2009/3/3 Christian Einfeldt <einfeldt gmail com>:
> Based on my experience there, which is limited, as I am just the level one
> tech, I would say that it is going to be a nightmare for you to pull video
> across a network, even if it is an LDAP network with the apps running
> locally on the clients, let alone have the apps running on the server.  The
> server will take a huge hit.  Even with an LDAP setup, which sees only files
> (and not apps) running across the network, you are looking at big lag times
> and poor performance for those machines.
> There are plenty of decent video editing apps for Linux, but I wouldn't run
> any of them across a network of middle schoolers (we are a middle school).
> I would just try to dual boot the machines and run the video locally.

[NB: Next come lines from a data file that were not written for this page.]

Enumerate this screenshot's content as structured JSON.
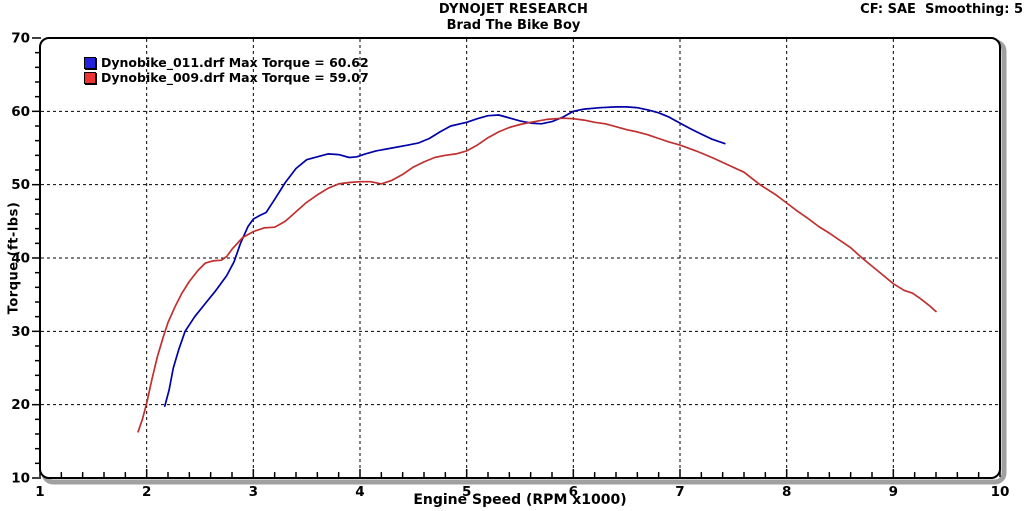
{
  "header": {
    "cf_info": "CF: SAE  Smoothing: 5"
  },
  "chart_data": {
    "type": "line",
    "title": "DYNOJET RESEARCH",
    "subtitle": "Brad The Bike Boy",
    "xlabel": "Engine Speed (RPM x1000)",
    "ylabel": "Torque (ft-lbs)",
    "xlim": [
      1,
      10
    ],
    "ylim": [
      10,
      70
    ],
    "x_major_ticks": [
      1,
      2,
      3,
      4,
      5,
      6,
      7,
      8,
      9,
      10
    ],
    "y_major_ticks": [
      10,
      20,
      30,
      40,
      50,
      60,
      70
    ],
    "x_minor_step": 0.2,
    "y_minor_step": 2,
    "grid": {
      "style": "dashed",
      "color": "#000000",
      "at": "major-ticks-inner"
    },
    "legend_position": "top-left",
    "frame": {
      "border_color": "#000000",
      "shadow_color": "#a0a0a0",
      "background": "#ffffff"
    },
    "series": [
      {
        "name": "Dynobike_011.drf",
        "legend": "Dynobike_011.drf Max Torque = 60.62",
        "max_torque": 60.62,
        "color": "#0000a8",
        "swatch_color": "#2222dd",
        "points": [
          [
            2.17,
            19.8
          ],
          [
            2.21,
            22.0
          ],
          [
            2.25,
            25.0
          ],
          [
            2.3,
            27.5
          ],
          [
            2.36,
            30.0
          ],
          [
            2.45,
            32.0
          ],
          [
            2.55,
            33.8
          ],
          [
            2.65,
            35.6
          ],
          [
            2.75,
            37.6
          ],
          [
            2.82,
            39.5
          ],
          [
            2.88,
            42.0
          ],
          [
            2.95,
            44.3
          ],
          [
            3.0,
            45.3
          ],
          [
            3.06,
            45.8
          ],
          [
            3.12,
            46.2
          ],
          [
            3.2,
            48.0
          ],
          [
            3.3,
            50.3
          ],
          [
            3.4,
            52.2
          ],
          [
            3.5,
            53.4
          ],
          [
            3.6,
            53.8
          ],
          [
            3.7,
            54.2
          ],
          [
            3.8,
            54.1
          ],
          [
            3.9,
            53.7
          ],
          [
            3.97,
            53.8
          ],
          [
            4.05,
            54.2
          ],
          [
            4.15,
            54.6
          ],
          [
            4.3,
            55.0
          ],
          [
            4.45,
            55.4
          ],
          [
            4.55,
            55.7
          ],
          [
            4.65,
            56.3
          ],
          [
            4.75,
            57.2
          ],
          [
            4.85,
            58.0
          ],
          [
            5.0,
            58.5
          ],
          [
            5.1,
            59.0
          ],
          [
            5.2,
            59.4
          ],
          [
            5.3,
            59.5
          ],
          [
            5.4,
            59.1
          ],
          [
            5.5,
            58.7
          ],
          [
            5.6,
            58.4
          ],
          [
            5.7,
            58.3
          ],
          [
            5.8,
            58.6
          ],
          [
            5.9,
            59.2
          ],
          [
            6.0,
            60.0
          ],
          [
            6.1,
            60.3
          ],
          [
            6.25,
            60.5
          ],
          [
            6.4,
            60.6
          ],
          [
            6.5,
            60.6
          ],
          [
            6.6,
            60.5
          ],
          [
            6.7,
            60.2
          ],
          [
            6.8,
            59.8
          ],
          [
            6.9,
            59.2
          ],
          [
            7.0,
            58.4
          ],
          [
            7.1,
            57.6
          ],
          [
            7.2,
            56.9
          ],
          [
            7.3,
            56.2
          ],
          [
            7.42,
            55.6
          ]
        ]
      },
      {
        "name": "Dynobike_009.drf",
        "legend": "Dynobike_009.drf Max Torque = 59.07",
        "max_torque": 59.07,
        "color": "#c03030",
        "swatch_color": "#ee3333",
        "points": [
          [
            1.92,
            16.3
          ],
          [
            1.96,
            18.0
          ],
          [
            2.0,
            20.2
          ],
          [
            2.05,
            23.5
          ],
          [
            2.1,
            26.5
          ],
          [
            2.15,
            29.0
          ],
          [
            2.2,
            31.2
          ],
          [
            2.27,
            33.5
          ],
          [
            2.33,
            35.2
          ],
          [
            2.4,
            36.8
          ],
          [
            2.48,
            38.3
          ],
          [
            2.55,
            39.3
          ],
          [
            2.62,
            39.6
          ],
          [
            2.7,
            39.7
          ],
          [
            2.75,
            40.2
          ],
          [
            2.8,
            41.2
          ],
          [
            2.9,
            42.8
          ],
          [
            3.0,
            43.6
          ],
          [
            3.1,
            44.1
          ],
          [
            3.2,
            44.2
          ],
          [
            3.3,
            45.0
          ],
          [
            3.4,
            46.3
          ],
          [
            3.5,
            47.6
          ],
          [
            3.6,
            48.6
          ],
          [
            3.7,
            49.5
          ],
          [
            3.8,
            50.1
          ],
          [
            3.9,
            50.3
          ],
          [
            4.0,
            50.4
          ],
          [
            4.1,
            50.4
          ],
          [
            4.2,
            50.1
          ],
          [
            4.3,
            50.6
          ],
          [
            4.4,
            51.4
          ],
          [
            4.5,
            52.4
          ],
          [
            4.6,
            53.1
          ],
          [
            4.7,
            53.7
          ],
          [
            4.8,
            54.0
          ],
          [
            4.9,
            54.2
          ],
          [
            5.0,
            54.6
          ],
          [
            5.1,
            55.4
          ],
          [
            5.2,
            56.4
          ],
          [
            5.3,
            57.2
          ],
          [
            5.4,
            57.8
          ],
          [
            5.5,
            58.2
          ],
          [
            5.6,
            58.5
          ],
          [
            5.75,
            58.9
          ],
          [
            5.9,
            59.07
          ],
          [
            6.0,
            59.0
          ],
          [
            6.1,
            58.8
          ],
          [
            6.2,
            58.5
          ],
          [
            6.3,
            58.3
          ],
          [
            6.4,
            57.9
          ],
          [
            6.5,
            57.5
          ],
          [
            6.6,
            57.2
          ],
          [
            6.7,
            56.8
          ],
          [
            6.8,
            56.3
          ],
          [
            6.9,
            55.8
          ],
          [
            7.0,
            55.4
          ],
          [
            7.15,
            54.6
          ],
          [
            7.3,
            53.7
          ],
          [
            7.45,
            52.7
          ],
          [
            7.6,
            51.7
          ],
          [
            7.75,
            50.0
          ],
          [
            7.9,
            48.6
          ],
          [
            8.0,
            47.5
          ],
          [
            8.1,
            46.4
          ],
          [
            8.2,
            45.4
          ],
          [
            8.3,
            44.3
          ],
          [
            8.4,
            43.4
          ],
          [
            8.5,
            42.4
          ],
          [
            8.6,
            41.4
          ],
          [
            8.7,
            40.1
          ],
          [
            8.8,
            38.9
          ],
          [
            8.9,
            37.7
          ],
          [
            9.0,
            36.5
          ],
          [
            9.1,
            35.6
          ],
          [
            9.18,
            35.2
          ],
          [
            9.25,
            34.5
          ],
          [
            9.33,
            33.6
          ],
          [
            9.4,
            32.7
          ]
        ]
      }
    ]
  }
}
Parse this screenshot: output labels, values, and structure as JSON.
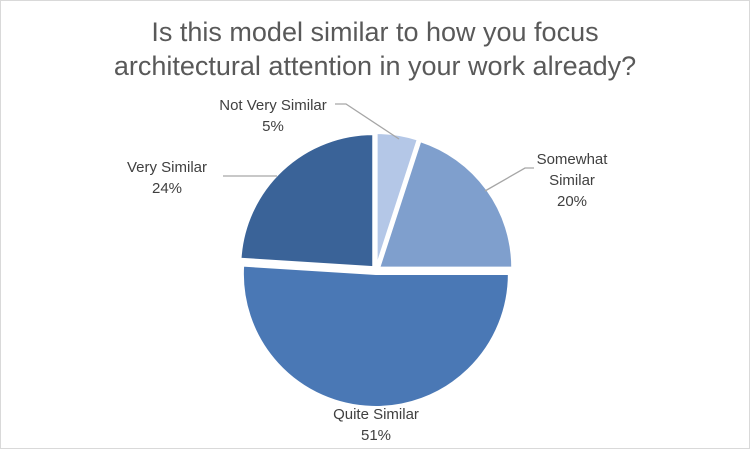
{
  "chart_data": {
    "type": "pie",
    "title_lines": [
      "Is this model similar to how you focus",
      "architectural attention in your work already?"
    ],
    "slices": [
      {
        "label": "Not Very Similar",
        "label_lines": [
          "Not Very Similar"
        ],
        "percent_label": "5%",
        "value": 5,
        "color": "#b4c7e7"
      },
      {
        "label": "Somewhat Similar",
        "label_lines": [
          "Somewhat",
          "Similar"
        ],
        "percent_label": "20%",
        "value": 20,
        "color": "#7f9fcd"
      },
      {
        "label": "Quite Similar",
        "label_lines": [
          "Quite Similar"
        ],
        "percent_label": "51%",
        "value": 51,
        "color": "#4a78b5"
      },
      {
        "label": "Very Similar",
        "label_lines": [
          "Very Similar"
        ],
        "percent_label": "24%",
        "value": 24,
        "color": "#3a6398"
      }
    ],
    "start_angle_deg": 0,
    "direction": "clockwise",
    "exploded": true,
    "legend": "none",
    "data_labels": "outside with leader lines"
  }
}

You, Christian, are far more than a "level-one" anything.  I think
that it is generally accepted that using new Mac hardware is a waste
if applied as a thin client.  Les said it best when suggesting that
freenx/nomachine be used for client services.  I was suggesting DRBL
in its default fat client mode.  This now seems sketchy with Mac
hardware and EFI, but it is proven with the pc platform.

I do not know enough about NFS and its capacity to move large files.
I cannot imagine that it can supersede a local drive.  However,
consider this scenario:

The 'netbook' that is used outside of class to capture video, is
etherbooted at school as a 'fat' client, and the data on its hard
drive is edited with the applications available in the classroom using
its local CPU.  Or, it is etherbooted at school as a thin client, but
the server has 32 cores, and only 3 students are rendering files.  If
the server is virtualized, then during the day perhaps this metal
provides LDAP/NFS, DRBL, LTSP, Proxying, etc., but, after hours this
same metal provides a rendering virtual server while the others
servers are shut down.

Below are pictures of a DRBL server powering a client.  Both are
'netbooks', and the shots show the boot menu, the login window, and a
shot of TOP, on both the client and server, displaying the CPU load on
the 'fat' client.  You also see a shot of a 16gb SD disk mounted on
the client, but not on the server.






This last photo is of the DRBL 'netbook' server, the 'netbook' client,
and a 'netbook' running Ubuntu, with a windowed NX session connected
to a virtualized instance of Ubuntu that has authenticated from a
virtualized instance of a Centos4 NFS/LDAP/SAMBA server hosted on a
Centos5 Xen server.  The NX connection is wireless, runs across the
public internet to a school 25 miles from here, and it has sound.


We don't have iMovie, but we can't do any of this with the Mac, yet.